Of course, real bone of contention, if you will, is whether health insurance should cover Viagra for men whose impotence can't be explained by any other medical condition. "Erectile dysfunction" (ED) and it's low-key cousin "erectile difficulty" are Pfizer's buzzwords, they mean, roughly, "anyone who can't get it up as often as he wants." Armed with billions of dollars and a good acronym, Pfizer set out to convince the world that ED is a disease and therefore that insurance ought to cover Viagra.
Pfizer is exploiting the defective assumption that medical insurance should use conceptual analysis to allocate coverage: We're here to treat disease. So, is X really a disease? For real, now...Well, okay then, I guess we'd better make some room on the forumulary.
Allocating insurance coverage based on the alleged reality of a disease plays into Pfizer's hands. They supplied a ridiculously expansive definition of ED, and we accepted their terms. If we concede that ED is a disease, we "diagnose" a lot of men who aren't sick by any stretch of the imagination, e.g. the 25-year-olds who who pester their doctors for a little "insurance" of their own. But within Pfizer's frame, we can't deny that ED is a disease without giving insurers an excuse not go cover ED meds even the most severe cases.

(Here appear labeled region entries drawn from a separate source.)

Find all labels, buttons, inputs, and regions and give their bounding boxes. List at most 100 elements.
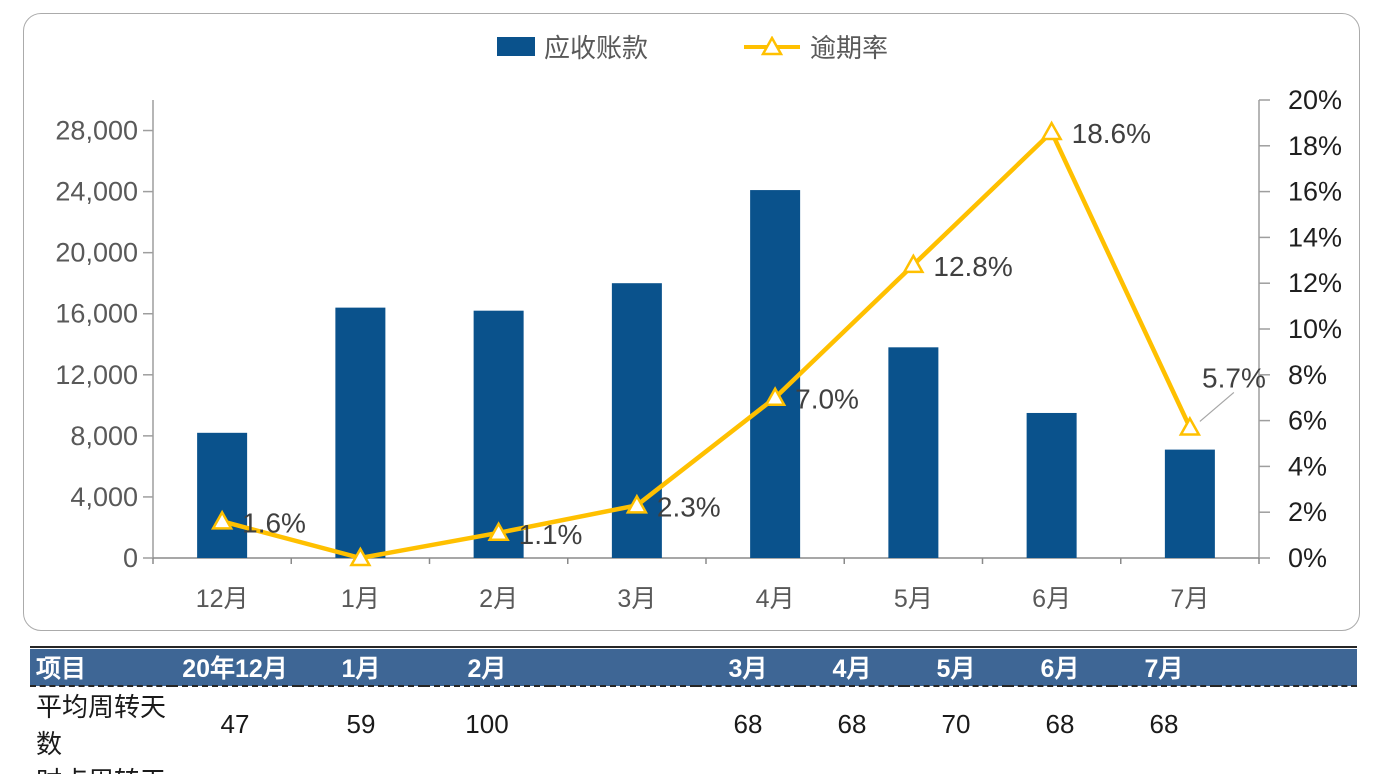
x-axis-label: 4月 [756,585,795,613]
overdue-rate-line [219,129,1193,561]
table-header-spacer [550,649,696,686]
data-label: 1.1% [519,519,583,550]
line-series-swatch-icon [744,35,800,55]
bar-5月 [888,347,939,558]
table-cell: 70 [298,761,424,774]
right-axis-tick-label: 10% [1288,314,1342,344]
data-label: 18.6% [1072,118,1151,149]
left-axis-tick-label: 28,000 [55,116,138,146]
table-cell-spacer [1216,761,1357,774]
right-axis-tick-label: 12% [1288,268,1342,298]
left-axis-tick-label: 16,000 [55,299,138,329]
table-cell: 68 [1112,685,1216,761]
table-header-cell: 4月 [800,649,904,686]
summary-table: 项目 20年12月 1月 2月 3月 4月 5月 6月 7月 平均周转天数 47 59 100 68 68… [30,649,1357,774]
x-axis-label: 3月 [617,585,656,613]
table-cell: 98 [424,761,550,774]
legend-item-overdue-rate: 逾期率 [743,28,888,65]
left-axis-tick-label: 4,000 [70,482,138,512]
table-header-cell: 1月 [298,649,424,686]
table-row-label: 平均周转天数 [30,685,172,761]
right-axis-tick-label: 8% [1288,360,1327,390]
table-cell-spacer [550,685,696,761]
line-marker-1月 [349,546,372,567]
chart-legend: 应收账款 逾期率 [0,28,1385,65]
legend-label-overdue-rate: 逾期率 [810,33,889,63]
bar-1月 [335,307,386,558]
table-cell: 47 [172,685,298,761]
data-label: 5.7% [1202,362,1266,393]
line-marker-4月 [763,386,787,406]
right-axis-tick-label: 6% [1288,406,1327,436]
line-marker-5月 [902,253,925,274]
left-axis-tick-label: 8,000 [70,421,138,451]
right-axis-tick-label: 14% [1288,222,1342,252]
table-row: 时点周转天数1970987861516147 [30,761,1357,774]
table-cell: 61 [1008,761,1112,774]
line-marker-12月 [210,509,234,530]
table-header-cell: 项目 [30,649,172,686]
data-label: 2.3% [657,491,721,522]
left-axis-tick-label: 12,000 [55,360,138,390]
x-axis-label: 12月 [196,585,249,613]
table-row-label: 时点周转天数 [30,761,172,774]
table-cell: 78 [696,761,800,774]
x-axis-label: 5月 [894,585,933,613]
x-axis-label: 2月 [479,585,518,613]
left-axis-tick-label: 24,000 [55,177,138,207]
line-marker-7月 [1178,415,1202,436]
data-label: 12.8% [933,251,1012,282]
table-cell: 70 [904,685,1008,761]
table-header-cell: 7月 [1112,649,1216,686]
table-header-cell: 20年12月 [172,649,298,686]
bar-12月 [197,432,248,558]
table-cell: 68 [1008,685,1112,761]
right-axis-tick-label: 16% [1288,177,1342,207]
bar-6月 [1026,412,1077,558]
table-header-spacer [1216,649,1357,686]
x-axis-label: 1月 [341,585,380,613]
right-axis-tick-label: 2% [1288,497,1327,527]
table-header-cell: 6月 [1008,649,1112,686]
right-axis-tick-label: 20% [1288,85,1342,115]
table-cell: 51 [904,761,1008,774]
table-header-cell: 2月 [424,649,550,686]
right-axis-tick-label: 18% [1288,131,1342,161]
table-cell: 100 [424,685,550,761]
table-header-row: 项目 20年12月 1月 2月 3月 4月 5月 6月 7月 [30,649,1357,686]
bar-3月 [611,283,662,558]
table-cell: 47 [1112,761,1216,774]
line-marker-6月 [1040,120,1063,141]
left-axis-tick-label: 0 [123,543,138,573]
legend-item-receivables: 应收账款 [496,28,648,65]
right-axis-tick-label: 4% [1288,451,1327,481]
left-axis-tick-label: 20,000 [55,238,138,268]
table-cell-spacer [550,761,696,774]
summary-table-section: 项目 20年12月 1月 2月 3月 4月 5月 6月 7月 平均周转天数 47 59 100 68 68… [30,646,1357,774]
data-label-leader-line [1199,392,1235,422]
table-top-border [30,646,1357,648]
table-cell: 68 [800,685,904,761]
table-row: 平均周转天数 47 59 100 68 68 70 68 68 [30,685,1357,761]
line-marker-3月 [625,493,649,514]
data-label: 7.0% [795,384,859,415]
line-marker-2月 [487,521,510,542]
legend-label-receivables: 应收账款 [543,33,648,63]
bar-series-swatch-icon [496,37,535,56]
table-cell-spacer [1216,685,1357,761]
bar-4月 [750,190,801,558]
x-axis-label: 6月 [1032,585,1071,613]
table-header-cell: 3月 [696,649,800,686]
bar-7月 [1164,449,1215,558]
table-cell: 59 [298,685,424,761]
x-axis-label: 7月 [1170,585,1209,613]
table-cell: 19 [172,761,298,774]
table-cell: 68 [696,685,800,761]
right-axis-tick-label: 0% [1288,543,1327,573]
data-label: 1.6% [242,507,306,538]
table-header-cell: 5月 [904,649,1008,686]
table-cell: 61 [800,761,904,774]
bar-2月 [473,310,524,558]
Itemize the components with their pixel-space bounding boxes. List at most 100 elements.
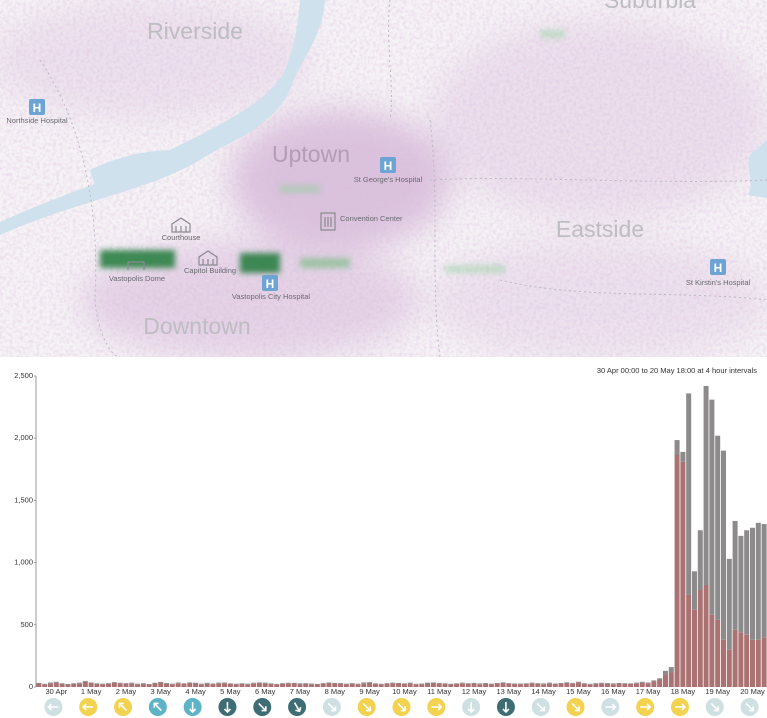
bar xyxy=(77,682,83,684)
wind-arrow xyxy=(47,703,59,711)
bar xyxy=(245,683,251,685)
bar xyxy=(425,683,431,687)
wind-arrow xyxy=(189,702,197,714)
wind-arrow xyxy=(118,702,128,712)
bar xyxy=(303,683,309,687)
bar xyxy=(506,683,512,684)
river-channel xyxy=(90,150,175,185)
bar xyxy=(442,683,448,684)
place-label: Capitol Building xyxy=(184,266,236,275)
bar xyxy=(123,684,129,687)
bar xyxy=(314,684,320,687)
bar xyxy=(407,682,413,684)
bar xyxy=(744,634,750,687)
bar xyxy=(77,683,83,687)
x-tick-label: 3 May xyxy=(151,687,172,696)
bar xyxy=(622,683,628,687)
bar xyxy=(268,683,274,685)
bar xyxy=(367,682,373,687)
bar xyxy=(291,683,297,687)
bar xyxy=(691,609,697,687)
bar xyxy=(384,683,390,687)
x-tick-label: 14 May xyxy=(531,687,556,696)
bar xyxy=(280,683,286,687)
bar xyxy=(419,684,425,687)
bar xyxy=(448,683,454,685)
bar xyxy=(523,683,529,687)
wind-icon xyxy=(531,698,550,716)
bar xyxy=(633,683,639,687)
bar xyxy=(720,450,726,640)
y-tick-label: 0 xyxy=(29,682,33,691)
bar xyxy=(413,684,419,687)
x-tick-label: 2 May xyxy=(116,687,137,696)
district-label: Suburbia xyxy=(604,0,696,13)
bar xyxy=(599,683,605,687)
x-tick-label: 1 May xyxy=(81,687,102,696)
bar xyxy=(100,684,106,687)
bar xyxy=(291,682,297,684)
bar xyxy=(622,683,628,684)
bar xyxy=(517,684,523,687)
bar xyxy=(251,682,257,684)
chart-annotation: 30 Apr 00:00 to 20 May 18:00 at 4 hour i… xyxy=(597,366,757,375)
bar xyxy=(575,681,581,683)
wind-arrow xyxy=(82,703,94,711)
bar xyxy=(541,684,547,687)
x-tick-label: 16 May xyxy=(601,687,626,696)
bar xyxy=(233,683,239,685)
bar xyxy=(645,683,651,687)
wind-icon xyxy=(183,698,202,716)
wind-icon xyxy=(601,698,620,716)
bar xyxy=(338,684,344,687)
bar xyxy=(193,682,199,684)
wind-icon xyxy=(496,698,515,716)
bar xyxy=(407,683,413,687)
bar xyxy=(378,684,384,687)
bar xyxy=(175,682,181,684)
bar xyxy=(587,684,593,687)
bar xyxy=(732,629,738,687)
bar xyxy=(570,682,576,684)
bar xyxy=(686,393,692,595)
bar xyxy=(239,683,245,684)
x-tick-label: 15 May xyxy=(566,687,591,696)
bar xyxy=(732,520,738,630)
bar xyxy=(59,683,65,684)
chart: 30 Apr 00:00 to 20 May 18:00 at 4 hour i… xyxy=(14,366,767,716)
bar xyxy=(274,684,280,687)
bar xyxy=(442,683,448,687)
x-tick-label: 6 May xyxy=(255,687,276,696)
bar xyxy=(755,522,761,640)
bar xyxy=(135,683,141,685)
bar xyxy=(42,684,48,687)
bar xyxy=(639,682,645,687)
bar xyxy=(529,683,535,687)
x-tick-label: 12 May xyxy=(462,687,487,696)
map: H H H H Suburbia Riverside Uptown Eastsi… xyxy=(0,0,767,357)
bar xyxy=(639,681,645,683)
wind-arrow xyxy=(467,702,475,714)
x-tick-label: 8 May xyxy=(325,687,346,696)
bar xyxy=(320,683,326,687)
bar xyxy=(326,683,332,687)
bar xyxy=(401,683,407,685)
bar xyxy=(680,451,686,462)
bar xyxy=(709,614,715,687)
x-tick-label: 17 May xyxy=(636,687,661,696)
bar xyxy=(48,682,54,684)
x-tick-label: 18 May xyxy=(671,687,696,696)
wind-arrow xyxy=(223,702,232,714)
bar xyxy=(674,454,680,687)
bar xyxy=(668,667,674,673)
hospital-icons: H H H H xyxy=(29,99,726,291)
bar xyxy=(396,682,402,684)
bar xyxy=(488,683,494,685)
bar xyxy=(593,683,599,687)
wind-icon xyxy=(322,698,341,716)
wind-icon xyxy=(114,698,133,716)
bar xyxy=(436,682,442,684)
y-tick-label: 2,500 xyxy=(14,371,33,380)
wind-arrow xyxy=(640,703,652,711)
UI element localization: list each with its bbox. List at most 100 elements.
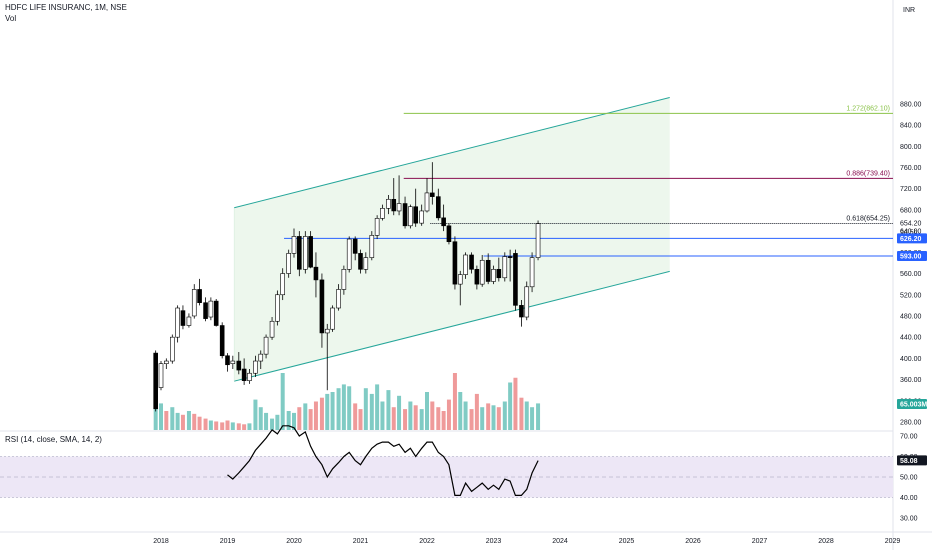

The ED debate is just one of dozens of fruitless arguments about whether an alleged disease is real. We're all familiar with the ADHD wars, the Autism spectrum skirmishes, and the battle royal about whether severe PMS is really premenstrual dysphoric disorder. These arguments are usually pretty confused. Ultimately, these disputes come down to insurance coverage. If you've got a recognized disease, you've got a claim to health insurance.
There are difficult decisions to be made, but splitting hairs about the "reality" of disease is pointless. We don't even have a rigorous definition of "disease" to work with. Better to remain agnostic about whether certain controversial clinical entities are "real diseases" and focus instead on the costs and benefits of the available treatments.
The fact is that we have clinical solutions for symptoms like impotence and hyperactivity. The question we should be asking is whether it would be a good use of our finite resources to cover these treatments.
A public health insurance system doesn't need to draw sharp a priori distinctions between treating the diseases of individuals vs. conferring other benefits to society. We still have to ask whether it's effective, expedient, or fair to address a particular problem through the health care system. Creeping medicalization is bad, but we don't need an arbitrary standard of disease to combat it. We are only vulnerable if we also assume that every treatable condition must therefore be addressed by medical care for individuals. Even if something's a disease, it may be still more appropriate to address the problem through public health, economic policy, educational reform, or some other means.
Private insurance companies want to draw as many lines as the can. Sophistry is profitable if you can convince your customers not to demand birth control coverage because contraception doesn't treat any diseases. Public health insurance needn't obsess over this boundary. It's convenient and cost-effective to include birth control in a public health insurance program, so it's irrelevant whether this kind health care falls under a preconceived mission statement delineating the scope of medicine.
The same principle applies to Viagra. The drug deserves to be considered for formulary coverage because it's an effective treatment for a troublesome physical symptom. Whether Medicaid covers Viagra should depend entirely on how the costs and benefits of the drug compare to other agents competing for a finite budget.